I have felt betrayed, mocked and even wounded to the depths of my feelings. Because here we have put our complete faith in the work you were preparing. And suddenly, we saw “it,” what you staged last Saturday. And there was no level of artistic metaphor. The language was poor, direct, reactionary and vulgar. But worst of all is the frank mockery of the historical leader of our Revolution. A complete lack of respect for a person who has done so much for us in our country. And who is now very sick, poor man. And this is something we can’t allow! Not me, not any of us here. [She looks at everyone.] Isn’t that right? [They all nod their heads.]

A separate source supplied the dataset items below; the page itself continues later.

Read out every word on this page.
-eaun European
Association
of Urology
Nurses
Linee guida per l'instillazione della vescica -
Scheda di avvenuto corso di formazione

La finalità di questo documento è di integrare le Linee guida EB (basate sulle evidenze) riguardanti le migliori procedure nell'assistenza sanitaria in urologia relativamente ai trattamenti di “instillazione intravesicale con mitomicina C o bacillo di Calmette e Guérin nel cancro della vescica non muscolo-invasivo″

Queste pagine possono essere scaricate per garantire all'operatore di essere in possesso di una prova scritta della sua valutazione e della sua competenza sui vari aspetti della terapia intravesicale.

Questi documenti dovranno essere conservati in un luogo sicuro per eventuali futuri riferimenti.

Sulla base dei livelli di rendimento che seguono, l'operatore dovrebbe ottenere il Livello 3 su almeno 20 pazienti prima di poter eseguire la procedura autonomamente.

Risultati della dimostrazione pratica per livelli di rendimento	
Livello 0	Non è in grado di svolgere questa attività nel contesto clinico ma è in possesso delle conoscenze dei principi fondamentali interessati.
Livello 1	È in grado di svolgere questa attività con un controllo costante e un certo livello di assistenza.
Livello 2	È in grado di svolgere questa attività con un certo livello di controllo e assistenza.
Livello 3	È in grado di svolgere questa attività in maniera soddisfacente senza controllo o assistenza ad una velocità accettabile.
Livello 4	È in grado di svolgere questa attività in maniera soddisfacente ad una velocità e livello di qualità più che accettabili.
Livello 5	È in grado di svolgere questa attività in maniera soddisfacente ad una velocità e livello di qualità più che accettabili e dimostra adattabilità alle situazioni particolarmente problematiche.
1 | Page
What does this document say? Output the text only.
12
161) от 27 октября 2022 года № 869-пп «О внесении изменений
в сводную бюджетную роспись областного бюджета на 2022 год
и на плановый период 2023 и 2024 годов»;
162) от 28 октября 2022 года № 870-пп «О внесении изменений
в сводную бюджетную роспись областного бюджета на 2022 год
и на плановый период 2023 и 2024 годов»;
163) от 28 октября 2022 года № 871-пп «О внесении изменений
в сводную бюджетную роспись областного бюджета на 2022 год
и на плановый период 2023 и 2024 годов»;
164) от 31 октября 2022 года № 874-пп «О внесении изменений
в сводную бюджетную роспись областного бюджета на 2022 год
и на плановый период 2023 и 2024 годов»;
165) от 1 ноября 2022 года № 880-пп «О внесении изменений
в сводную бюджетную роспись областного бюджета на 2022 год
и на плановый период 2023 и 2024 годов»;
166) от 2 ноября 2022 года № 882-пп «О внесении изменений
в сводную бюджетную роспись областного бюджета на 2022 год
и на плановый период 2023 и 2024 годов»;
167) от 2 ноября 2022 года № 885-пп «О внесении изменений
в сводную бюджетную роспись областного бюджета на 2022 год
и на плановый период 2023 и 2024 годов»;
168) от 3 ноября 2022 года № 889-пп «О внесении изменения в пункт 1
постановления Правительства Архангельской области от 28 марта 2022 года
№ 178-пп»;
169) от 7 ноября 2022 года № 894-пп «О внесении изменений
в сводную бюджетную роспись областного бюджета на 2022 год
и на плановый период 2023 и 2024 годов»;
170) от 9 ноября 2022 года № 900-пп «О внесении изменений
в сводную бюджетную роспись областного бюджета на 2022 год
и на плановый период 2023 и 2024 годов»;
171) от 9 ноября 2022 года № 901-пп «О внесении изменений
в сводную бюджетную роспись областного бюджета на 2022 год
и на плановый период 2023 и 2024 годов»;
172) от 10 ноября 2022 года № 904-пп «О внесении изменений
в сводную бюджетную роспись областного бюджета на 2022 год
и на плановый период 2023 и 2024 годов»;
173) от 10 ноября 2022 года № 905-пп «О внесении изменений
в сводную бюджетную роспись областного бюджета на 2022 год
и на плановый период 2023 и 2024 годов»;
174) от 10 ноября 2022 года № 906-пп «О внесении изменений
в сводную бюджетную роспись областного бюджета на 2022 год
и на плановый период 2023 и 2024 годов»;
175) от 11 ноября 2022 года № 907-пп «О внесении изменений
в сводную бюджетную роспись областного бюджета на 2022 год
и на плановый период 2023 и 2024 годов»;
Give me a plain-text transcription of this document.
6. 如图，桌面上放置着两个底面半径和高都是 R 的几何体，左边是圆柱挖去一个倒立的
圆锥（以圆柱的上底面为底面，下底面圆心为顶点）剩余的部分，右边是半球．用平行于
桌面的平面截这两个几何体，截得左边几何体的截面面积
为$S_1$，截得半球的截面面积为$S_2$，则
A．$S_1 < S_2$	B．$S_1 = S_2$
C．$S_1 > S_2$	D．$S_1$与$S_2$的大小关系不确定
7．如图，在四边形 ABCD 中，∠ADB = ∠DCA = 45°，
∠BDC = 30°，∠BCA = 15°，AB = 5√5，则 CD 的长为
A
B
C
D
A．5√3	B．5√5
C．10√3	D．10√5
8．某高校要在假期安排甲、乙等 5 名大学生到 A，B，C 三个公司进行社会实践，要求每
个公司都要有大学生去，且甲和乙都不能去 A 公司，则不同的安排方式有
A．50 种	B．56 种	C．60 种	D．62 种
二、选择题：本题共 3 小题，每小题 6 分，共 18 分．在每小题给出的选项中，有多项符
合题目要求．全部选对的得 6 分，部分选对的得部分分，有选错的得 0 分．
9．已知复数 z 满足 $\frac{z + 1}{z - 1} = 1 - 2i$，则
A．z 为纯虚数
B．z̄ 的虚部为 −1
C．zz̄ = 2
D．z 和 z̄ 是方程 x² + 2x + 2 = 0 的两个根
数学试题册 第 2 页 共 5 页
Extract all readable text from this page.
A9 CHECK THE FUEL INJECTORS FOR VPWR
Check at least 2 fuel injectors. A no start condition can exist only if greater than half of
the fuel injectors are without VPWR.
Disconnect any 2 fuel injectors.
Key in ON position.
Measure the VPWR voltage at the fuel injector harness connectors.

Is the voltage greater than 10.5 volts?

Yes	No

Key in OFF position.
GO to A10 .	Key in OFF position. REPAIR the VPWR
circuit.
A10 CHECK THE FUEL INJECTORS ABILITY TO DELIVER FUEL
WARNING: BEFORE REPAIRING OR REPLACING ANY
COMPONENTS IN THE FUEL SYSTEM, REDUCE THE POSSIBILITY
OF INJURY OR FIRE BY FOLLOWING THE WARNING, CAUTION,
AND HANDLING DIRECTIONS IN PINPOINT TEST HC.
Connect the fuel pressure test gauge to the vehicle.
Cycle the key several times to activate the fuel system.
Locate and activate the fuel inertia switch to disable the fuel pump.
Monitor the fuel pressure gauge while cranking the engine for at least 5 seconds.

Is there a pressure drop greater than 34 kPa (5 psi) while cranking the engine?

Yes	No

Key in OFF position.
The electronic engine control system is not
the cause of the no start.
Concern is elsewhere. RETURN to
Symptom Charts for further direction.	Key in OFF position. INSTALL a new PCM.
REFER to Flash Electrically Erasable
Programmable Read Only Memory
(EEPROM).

So, in the name of the freedoms we have achieved over the years for our theater movement, we feel obliged to censor your show. If you want, we will explain it to the actors, we will issue a public note, I don’t know. And it doesn’t matter to me that we have spent a lot of money on the production, and on all the publicity. Or that you have spent so many months of rehearsing and so much work in the preparation. As it stands, this production has no possibility of being changed. And it cannot continue. Do you have something to add?
The artist looks at everyone without understanding what he just heard. Some avoid his gaze. They look at the ceiling as if they were looking for answers. He raises his arms a little bit, almost as if he were asking for mercy. And with that he gets up and leaves. Everyone is stunned.
President [speaking to the Che T-shirt): You! Prepare an article with enough theoretical foundation that explains everything that happened, our rationale and that the production is cancelled. [To the one with affected mannerisms] Draft a note for me as soon as possible to publish the ban. Very brief. Without a lot of details. The less explanation the better. [To the striped shirt] Valdes Malo, find the Ministry’s attorney to begin drafting a resolution that dissolves this damn theater group and ends any chance that this “harmful agent” will continue directing theater in this country. I will inform the minister. Don’t lose any time. We have to act quickly. The enemy is lurking here. Among us. On all sides. And we must attack.
They depart quickly and leave her alone. She approaches the stage, triumph on her face. Music with heroic overtones plays but stops abruptly at the insistent ringing of a cellphone. She answers.
President: Tell me, my life [pause]. No, no, everything’s fine [another pause]. Not one word. What could I say? This time we’re done with him! [She changes her tone, sounds more desperate] Have you heard anything from Telesur?
Then her face is flooded with deep frustration. She goes to the door and screams.
President: Raisa, where is the tea, please? I need it yesterday.
She drops crestfallen into the armchair as the curtain falls. Applause without much emotion. They are the same characters forever. The infinite and constant comedy. Such is the theater in today’s Cuba.